Molecular origin of sliding friction and flash heating in rock and heterogeneous materials

It is generally believed that earthquakes occur when faults weaken with increasing slip rates. An important factor contributing to this phenomenon is the faults’ dynamic friction, which may be reduced during earthquakes with high slip rates, a process known as slip-rate weakening. It has been hypothesized that the weakening phenomenon during fault slip may be activated by thermal pressurization of pores’ fluid and flash heating, a microscopic phenomenon in which heat is generated at asperity contacts due to high shear slip rates.
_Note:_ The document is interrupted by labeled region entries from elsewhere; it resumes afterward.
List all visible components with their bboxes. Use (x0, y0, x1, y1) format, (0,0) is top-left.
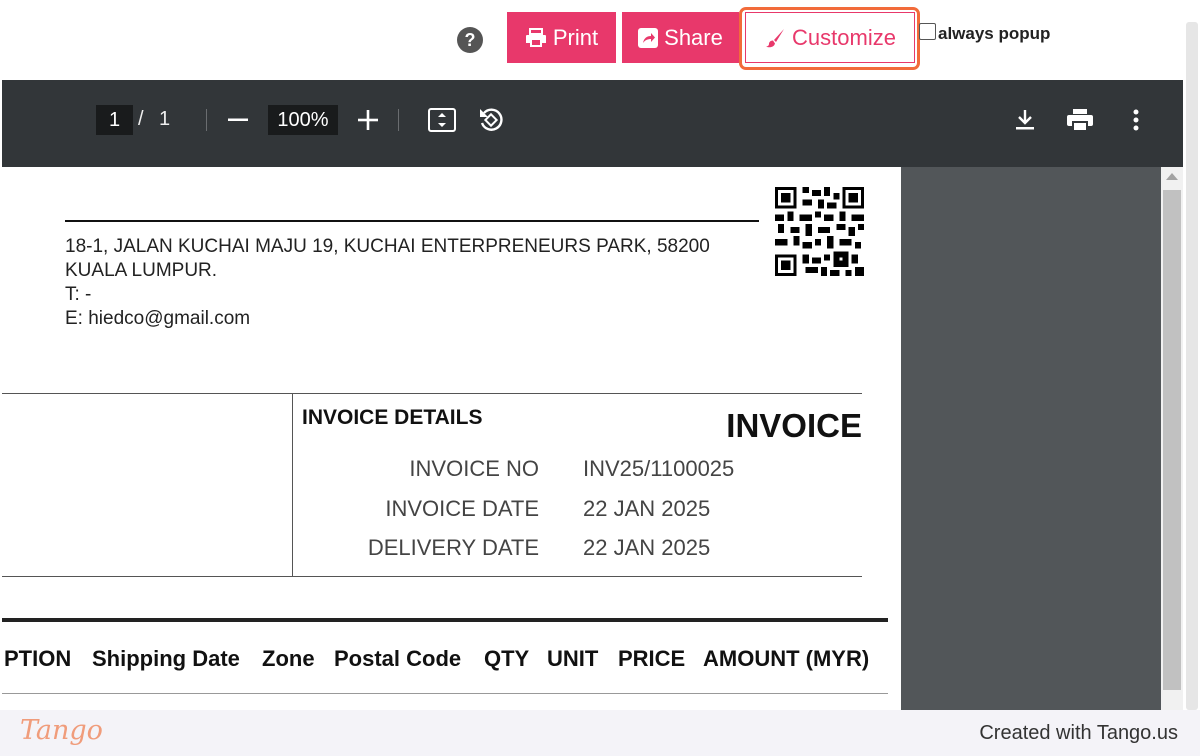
pdf-page: 18-1, JALAN KUCHAI MAJU 19, KUCHAI ENTER… (2, 167, 901, 710)
email-line: E: hiedco@gmail.com (65, 308, 251, 329)
qr-code (775, 187, 864, 276)
column-header-qty: QTY (484, 646, 530, 671)
column-header-shipping-date: Shipping Date (92, 646, 240, 671)
toolbar-divider (206, 109, 207, 131)
column-header-price: PRICE (618, 646, 686, 671)
print-button[interactable]: Print (507, 12, 616, 63)
header-divider (65, 220, 759, 222)
scroll-up-arrow-icon[interactable] (1166, 173, 1178, 180)
share-button[interactable]: Share (622, 12, 739, 63)
footer: Tango Created with Tango.us (0, 710, 1200, 756)
zoom-in-icon[interactable] (356, 108, 380, 132)
zoom-level-input[interactable]: 100% (268, 105, 338, 135)
outer-scrollbar-track[interactable] (1186, 22, 1198, 710)
paintbrush-icon (764, 28, 786, 48)
invoice-date-value: 22 JAN 2025 (583, 496, 711, 521)
column-header-postal-code: Postal Code (334, 646, 462, 671)
print-label: Print (552, 24, 599, 50)
phone-line: T: - (65, 284, 92, 305)
page-number-input[interactable]: 1 (96, 105, 133, 135)
toolbar-divider (398, 109, 399, 131)
pdf-toolbar: 1 / 1 100% (2, 80, 1183, 167)
always-popup-checkbox[interactable] (919, 22, 936, 40)
invoice-no-value: INV25/1100025 (583, 456, 735, 481)
always-popup-label: always popup (938, 24, 1051, 43)
column-header-zone: Zone (262, 646, 315, 671)
section-divider-top (2, 393, 862, 394)
share-label: Share (664, 24, 723, 50)
printer-icon (525, 27, 547, 48)
table-top-rule (2, 618, 888, 622)
print-icon[interactable] (1065, 107, 1095, 133)
delivery-date-value: 22 JAN 2025 (583, 535, 711, 560)
created-with-text: Created with Tango.us (979, 722, 1178, 744)
fit-page-icon[interactable] (427, 107, 457, 133)
always-popup-option[interactable]: always popup (919, 22, 1051, 44)
delivery-date-label: DELIVERY DATE (367, 535, 539, 560)
action-bar: ? Print Share Customize always popup (0, 0, 1200, 80)
invoice-date-label: INVOICE DATE (385, 496, 539, 521)
page-separator: / (138, 108, 144, 130)
tango-logo: Tango (20, 715, 103, 746)
page-total: 1 (159, 108, 171, 130)
help-icon[interactable]: ? (457, 27, 483, 53)
rotate-icon[interactable] (476, 106, 506, 134)
zoom-out-icon[interactable] (226, 108, 250, 132)
column-header-amount: AMOUNT (MYR) (703, 646, 870, 671)
customize-button[interactable]: Customize (745, 12, 915, 63)
invoice-no-label: INVOICE NO (409, 456, 539, 481)
invoice-details-heading: INVOICE DETAILS (302, 406, 483, 429)
download-icon[interactable] (1013, 108, 1037, 132)
document-scrollbar-thumb[interactable] (1163, 190, 1181, 690)
share-icon (638, 27, 659, 48)
section-column-divider (292, 393, 293, 576)
section-divider-bottom (2, 576, 862, 577)
address-line-1: 18-1, JALAN KUCHAI MAJU 19, KUCHAI ENTER… (65, 236, 710, 257)
table-header-rule (2, 693, 888, 694)
column-header-unit: UNIT (547, 646, 599, 671)
address-line-2: KUALA LUMPUR. (65, 260, 218, 281)
column-header-description: PTION (4, 646, 72, 671)
customize-label: Customize (792, 24, 896, 50)
invoice-title: INVOICE (726, 407, 862, 444)
more-vert-icon[interactable] (1124, 108, 1148, 132)
company-address: 18-1, JALAN KUCHAI MAJU 19, KUCHAI ENTER… (65, 235, 765, 331)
Due to low thermal conductivity of rock, the heat generated at the contact points or surfaces cannot diffuse fast enough, thus concentrating at the contacts, increasing the local contact temperature, and reducing its frictional shear strength. We report the results of what we believe to be the first molecular scale study of the decay of the interfacial friction force in rock, observed in experiemntal studies and attributed to flash heating. The magnitude of the reduction in the shear stress and the local friction coefficients have been computed over a wide range of shear velocities V. The molecular simulations indicate that as the interfacial temperature increases, bonds between the atoms begin to break, giving rise to molecular-scale fracture that eventually produces the flash heating effect. The frequency of flash heating events increases with increasing sliding velocity, leaving increasingly shorter times for the material to relax, hence contributing to the increased interfacial temperature. If the material is thin, the heat quickly diffuses away from the interface, resulting in sharp decrease in the temperature immediately after flash heating. The rate of heat transfer is reduced significantly with increasing thickness, keeping most of the heat close to the interface and producing weakened material. The weakening behavior is demonstrated by computing the stress–strain diagram. For small strain rates there the frictional stress is essentially independent of the materials’ thickness. As the strain rate increases, however, the dependence becomes stronger. Specifically, the stress–strain diagrams at lower velocities V manifest a pronounced strength decrease over small distances, whereas they exhibit progressive increase in the shear stress at higher V, which is reminiscent of a transition from ductile behavior at high velocities to brittle response at low velocities.